In this work we focus on the electro-chemical detection of bacteria in a nitrocellulose (NC) membrane with interdigital electrodes (IDE) through impedance spectroscopy.

Paper-based sensors are inexpensive, simple and portable tools for environmental monitoring, in particular, in resource-limited settings. They mostly rely on specific bioreceptors and nanoparticles for colorimetric pathogen detection, and perform limited semi-quantitative measurements. Electrical biosensors offer opportunities for quantitative pathogen detection, usually with planar electrodes that sense bacteria attachment to their surface through changes in interfacial impedimetric properties. In particular, impedance spectroscopy allows for impedimetric sensing over a wide frequency range. However, they show limited sensitivity due to low bacteria number attached onto the planar biosensor.

To overcome these limitations, we innovate classic biosensing techniques by depositing planar electrodes directly on the NC, a paper derivative, with the aim of sensing electrical properties on the whole volume of the NC membrane. We take advantage of the natural capillarity of NC to bring bacteria solutions at the testing zone.

The complete sensing device is fabricated and characterized. An analytical model is established and validated by analyzing the conductivity changes of the NC volume, seen by the IDE and caused by the bacteria presence inside the porous NC.

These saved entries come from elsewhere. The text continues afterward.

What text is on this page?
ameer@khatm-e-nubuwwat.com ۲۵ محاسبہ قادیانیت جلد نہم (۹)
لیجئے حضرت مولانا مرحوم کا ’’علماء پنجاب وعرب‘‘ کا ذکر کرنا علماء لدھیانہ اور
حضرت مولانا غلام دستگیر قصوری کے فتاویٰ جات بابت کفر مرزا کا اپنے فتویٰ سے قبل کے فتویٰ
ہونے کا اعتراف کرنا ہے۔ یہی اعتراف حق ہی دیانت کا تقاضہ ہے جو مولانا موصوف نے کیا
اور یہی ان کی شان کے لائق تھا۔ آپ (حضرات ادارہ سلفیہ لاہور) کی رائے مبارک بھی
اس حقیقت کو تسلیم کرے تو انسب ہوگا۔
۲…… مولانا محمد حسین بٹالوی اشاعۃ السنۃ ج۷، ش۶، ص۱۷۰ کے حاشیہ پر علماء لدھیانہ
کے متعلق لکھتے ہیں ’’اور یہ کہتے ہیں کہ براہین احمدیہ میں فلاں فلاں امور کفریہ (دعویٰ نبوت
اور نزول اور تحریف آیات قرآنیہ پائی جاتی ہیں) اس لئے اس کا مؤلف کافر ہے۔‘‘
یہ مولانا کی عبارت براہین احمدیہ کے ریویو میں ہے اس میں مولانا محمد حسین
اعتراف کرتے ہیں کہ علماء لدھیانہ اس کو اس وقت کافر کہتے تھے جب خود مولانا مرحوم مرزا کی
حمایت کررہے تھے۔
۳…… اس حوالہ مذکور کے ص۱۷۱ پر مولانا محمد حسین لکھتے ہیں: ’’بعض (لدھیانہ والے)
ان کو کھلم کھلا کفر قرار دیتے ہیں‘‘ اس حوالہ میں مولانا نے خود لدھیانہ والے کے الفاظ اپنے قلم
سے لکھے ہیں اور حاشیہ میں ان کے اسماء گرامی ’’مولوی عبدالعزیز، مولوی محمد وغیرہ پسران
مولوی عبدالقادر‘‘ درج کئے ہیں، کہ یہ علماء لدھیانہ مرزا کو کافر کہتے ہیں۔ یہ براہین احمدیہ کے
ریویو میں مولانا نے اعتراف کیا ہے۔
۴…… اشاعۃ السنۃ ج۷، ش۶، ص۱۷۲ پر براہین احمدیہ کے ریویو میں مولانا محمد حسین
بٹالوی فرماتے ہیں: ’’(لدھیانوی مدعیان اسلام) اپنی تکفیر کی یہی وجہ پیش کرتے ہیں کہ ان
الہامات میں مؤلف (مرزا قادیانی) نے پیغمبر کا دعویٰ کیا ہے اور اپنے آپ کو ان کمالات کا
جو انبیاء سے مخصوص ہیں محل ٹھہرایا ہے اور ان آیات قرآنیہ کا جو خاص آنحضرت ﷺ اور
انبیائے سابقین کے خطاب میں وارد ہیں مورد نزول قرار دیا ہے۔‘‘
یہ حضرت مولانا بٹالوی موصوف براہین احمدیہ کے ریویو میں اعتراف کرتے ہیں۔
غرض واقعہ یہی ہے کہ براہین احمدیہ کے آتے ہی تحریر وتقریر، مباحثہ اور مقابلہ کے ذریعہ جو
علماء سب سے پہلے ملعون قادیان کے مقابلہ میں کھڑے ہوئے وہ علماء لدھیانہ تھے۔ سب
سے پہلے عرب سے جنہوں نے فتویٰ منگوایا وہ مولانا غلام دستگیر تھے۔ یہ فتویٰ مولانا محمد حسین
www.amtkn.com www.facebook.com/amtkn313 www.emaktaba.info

To ensure high specificity and binding capacity to bacteria, the NC membrane is functionalized with phage endolysin cell-wall binding domain (CBD) as bioreceptor, deriving from the endolysin encoded by Deep-Blue, a bacteriophage targeting B. thuringiensis.

A proof of concept of the proposed biosensor is substantiated: 10⁸ CFU/ml of B. thuringiensis are detected in DI water.

Through easy and appropriate modification of the biointerface, this affordable and sensitive biosensor creates opportunities in applications that need frequent and rapid pathogen detection, such as the detection of E. coli in drinking water; or various viruses, which may prove particularly useful regarding COVID-19 pandemic.